Even when you think you’ve built a culture that makes space for thinking, urgency has a way of squeezing it out.
Just this week, one of our most senior engineers told me we needed to take more time to think. I pointed to recent decisions—complex ones—where we had taken the time. I reminded him how our deliberate approach had made key projects possible.
He nodded. “You’re right,” he said. “But that’s not how it feels on the ground.”
What he meant was that his teammates were still pushing for action above all else. They cared deeply about the business and wanted to move. That’s good. But the value of pausing to think and plan wasn’t always sinking in.
That moment reminded me: building a thinking culture is not a one-time act. It’s an ongoing practice. Even when your message is clear from the top, it can get lost in the rhythm of shipping. The pressure to move is constant. The habit of pausing is fragile.

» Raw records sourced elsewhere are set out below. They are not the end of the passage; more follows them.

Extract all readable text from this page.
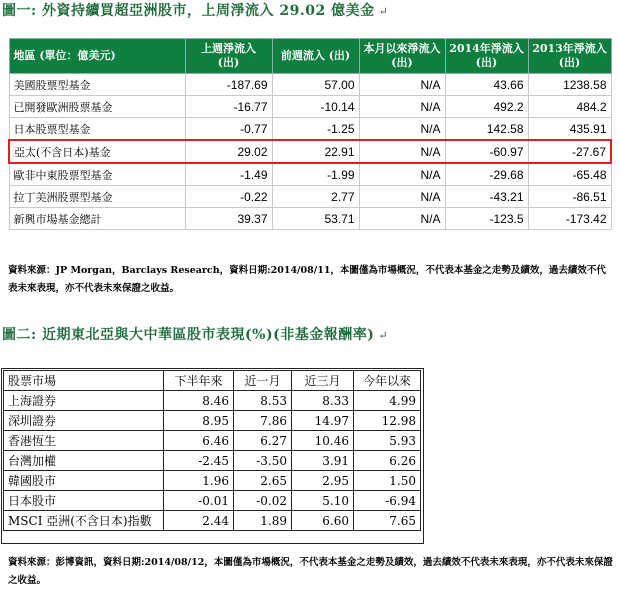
圖一: 外資持續買超亞洲股市，上周淨流入 29.02 億美金 ↵
地區 (單位：億美元)	上週淨流入 (出)	前週流入 (出)	本月以來淨流入(出)	2014年淨流入(出)	2013年淨流入(出)
美國股票型基金	-187.69	57.00	N/A	43.66	1238.58
已開發歐洲股票基金	-16.77	-10.14	N/A	492.2	484.2
日本股票型基金	-0.77	-1.25	N/A	142.58	435.91
亞太(不含日本)基金	29.02	22.91	N/A	-60.97	-27.67
歐非中東股票型基金	-1.49	-1.99	N/A	-29.68	-65.48
拉丁美洲股票型基金	-0.22	2.77	N/A	-43.21	-86.51
新興市場基金總計	39.37	53.71	N/A	-123.5	-173.42
資料來源：JP Morgan，Barclays Research，資料日期:2014/08/11，本圖僅為市場概況，不代表本基金之走勢及績效，過去績效不代表未來表現，亦不代表未來保證之收益。
圖二: 近期東北亞與大中華區股市表現(%)(非基金報酬率) ↵
股票市場	下半年來	近一月	近三月	今年以來
上海證券	8.46	8.53	8.33	4.99
深圳證券	8.95	7.86	14.97	12.98
香港恆生	6.46	6.27	10.46	5.93
台灣加權	-2.45	-3.50	3.91	6.26
韓國股市	1.96	2.65	2.95	1.50
日本股市	-0.01	-0.02	5.10	-6.94
MSCI 亞洲(不含日本)指數	2.44	1.89	6.60	7.65
資料來源：彭博資訊，資料日期:2014/08/12，本圖僅為市場概況，不代表本基金之走勢及績效，過去績效不代表未來表現，亦不代表未來保證之收益。
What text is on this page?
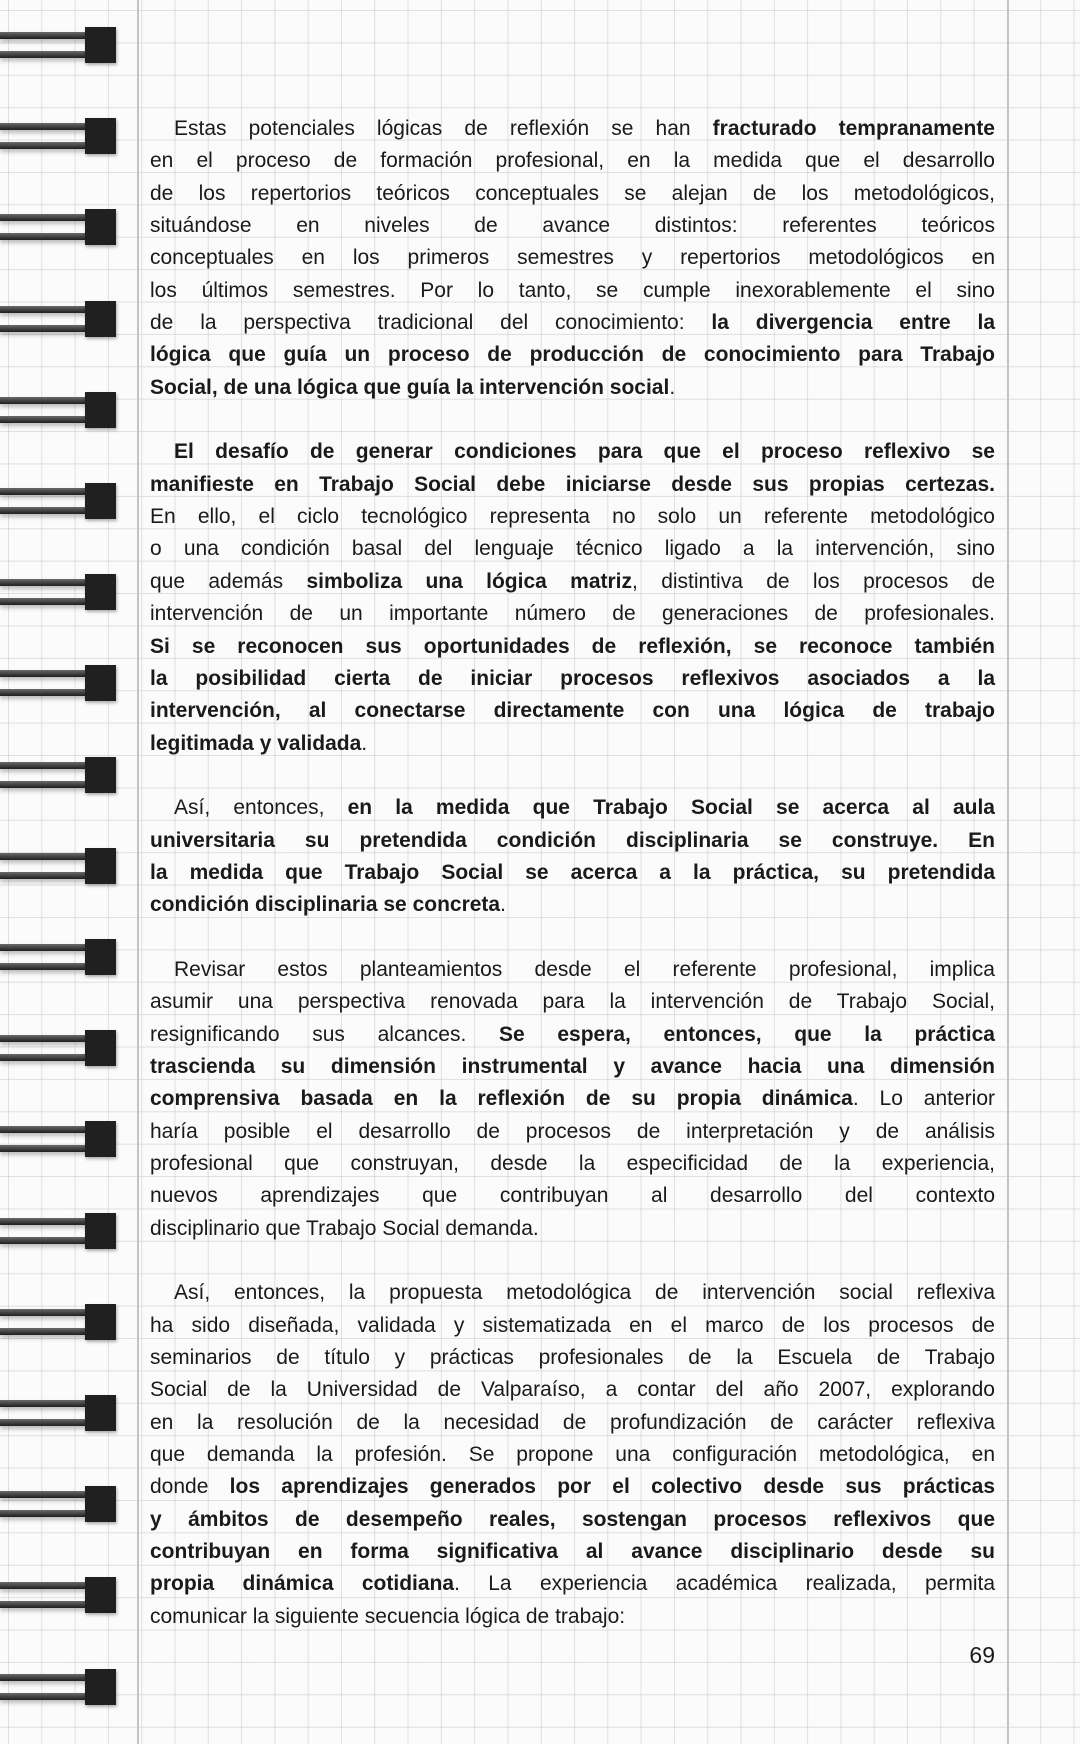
Estas potenciales lógicas de reflexión se han fracturado tempranamente
en el proceso de formación profesional, en la medida que el desarrollo
de los repertorios teóricos conceptuales se alejan de los metodológicos,
situándose en niveles de avance distintos: referentes teóricos
conceptuales en los primeros semestres y repertorios metodológicos en
los últimos semestres. Por lo tanto, se cumple inexorablemente el sino
de la perspectiva tradicional del conocimiento: la divergencia entre la
lógica que guía un proceso de producción de conocimiento para Trabajo
Social, de una lógica que guía la intervención social.
El desafío de generar condiciones para que el proceso reflexivo se
manifieste en Trabajo Social debe iniciarse desde sus propias certezas.
En ello, el ciclo tecnológico representa no solo un referente metodológico
o una condición basal del lenguaje técnico ligado a la intervención, sino
que además simboliza una lógica matriz, distintiva de los procesos de
intervención de un importante número de generaciones de profesionales.
Si se reconocen sus oportunidades de reflexión, se reconoce también
la posibilidad cierta de iniciar procesos reflexivos asociados a la
intervención, al conectarse directamente con una lógica de trabajo
legitimada y validada.
Así, entonces, en la medida que Trabajo Social se acerca al aula
universitaria su pretendida condición disciplinaria se construye. En
la medida que Trabajo Social se acerca a la práctica, su pretendida
condición disciplinaria se concreta.
Revisar estos planteamientos desde el referente profesional, implica
asumir una perspectiva renovada para la intervención de Trabajo Social,
resignificando sus alcances. Se espera, entonces, que la práctica
trascienda su dimensión instrumental y avance hacia una dimensión
comprensiva basada en la reflexión de su propia dinámica. Lo anterior
haría posible el desarrollo de procesos de interpretación y de análisis
profesional que construyan, desde la especificidad de la experiencia,
nuevos aprendizajes que contribuyan al desarrollo del contexto
disciplinario que Trabajo Social demanda.
Así, entonces, la propuesta metodológica de intervención social reflexiva
ha sido diseñada, validada y sistematizada en el marco de los procesos de
seminarios de título y prácticas profesionales de la Escuela de Trabajo
Social de la Universidad de Valparaíso, a contar del año 2007, explorando
en la resolución de la necesidad de profundización de carácter reflexiva
que demanda la profesión. Se propone una configuración metodológica, en
donde los aprendizajes generados por el colectivo desde sus prácticas
y ámbitos de desempeño reales, sostengan procesos reflexivos que
contribuyan en forma significativa al avance disciplinario desde su
propia dinámica cotidiana. La experiencia académica realizada, permita
comunicar la siguiente secuencia lógica de trabajo:
69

Planning Isn’t the Enemy of Speed
I've spent most of my career working on developer platforms, at startups, at Canonical, at Heroku, at Snyk, and now at Kard, where we’re API-first by design. I’ve lost count of how many times I’ve heard “We shouldn’t overthink this. Things will change anyway.”
And sometimes, they do.
But I’ve found thoughtful design upfront is what buys you flexibility later.
A few months ago, we ran into friction around a particular API design. A new use case didn’t quite fit the structure we had. But because we’d anticipated similar scenarios during early planning, we didn’t have to rip everything up. We had seams. We had context. And we moved forward.
Planning didn’t make us right. It made us ready.
“Plans Are Useless. Planning Is Essential.”
That line’s often attributed to Eisenhower, and it holds up. The moment reality hits, your plans will likely fall apart.
But if you’ve done the thinking—really wrestled with the tradeoffs—you’ll adapt faster and better. Not because you’re clinging to the plan, but because your thinking is already in motion.
Good planning is like packing for a hike. You won’t know every turn in the trail. But you’ll be ready when the weather shifts.
Five Ways to Build a Thinking Culture
Here’s what I’ve found most helpful for bringing deliberate, business-aligned thinking into product-engineering teams:
Share the business story. Strategic thinking starts with context. I want every engineer on my team to be able to explain the “why” behind what we’re doing—in plain language. That means regular storytelling, clarity from leadership, and transparency about what’s changing.
Make time to think. If you don’t carve out space, urgent work will fill every corner. In my org, we schedule time twice per quarter—individually, in small groups, and with leadership—to step back and reflect on direction.
Anchor ideas in business value. Strategic thinking isn’t about sounding smart. It’s about moving the business forward. Whatever your specialty, be a businessperson first.
Plan with change in mind. Don’t try to control the future. Instead, plan for it to change. Use scenarios. Design with seams. Agility comes from preparation—not just improvisation.
Tie strategy to immediate steps. Big ideas aren’t enough. You’re not done until you’ve answered, “So what do we do right now?” Thinking must lead to action, or it’s just noise.
Closing Thoughts
Think Big, Think Small stuck with me because it does both: it invites vision and demands action. It respects the power of thinking, but doesn’t stop there.
We work in a fast-moving field. But speed, untethered from direction, invites waste. If we want to build products that matter, to customers and to the business, we have to carve out time to think.
See the map. Sketch the vision. Then take the next step.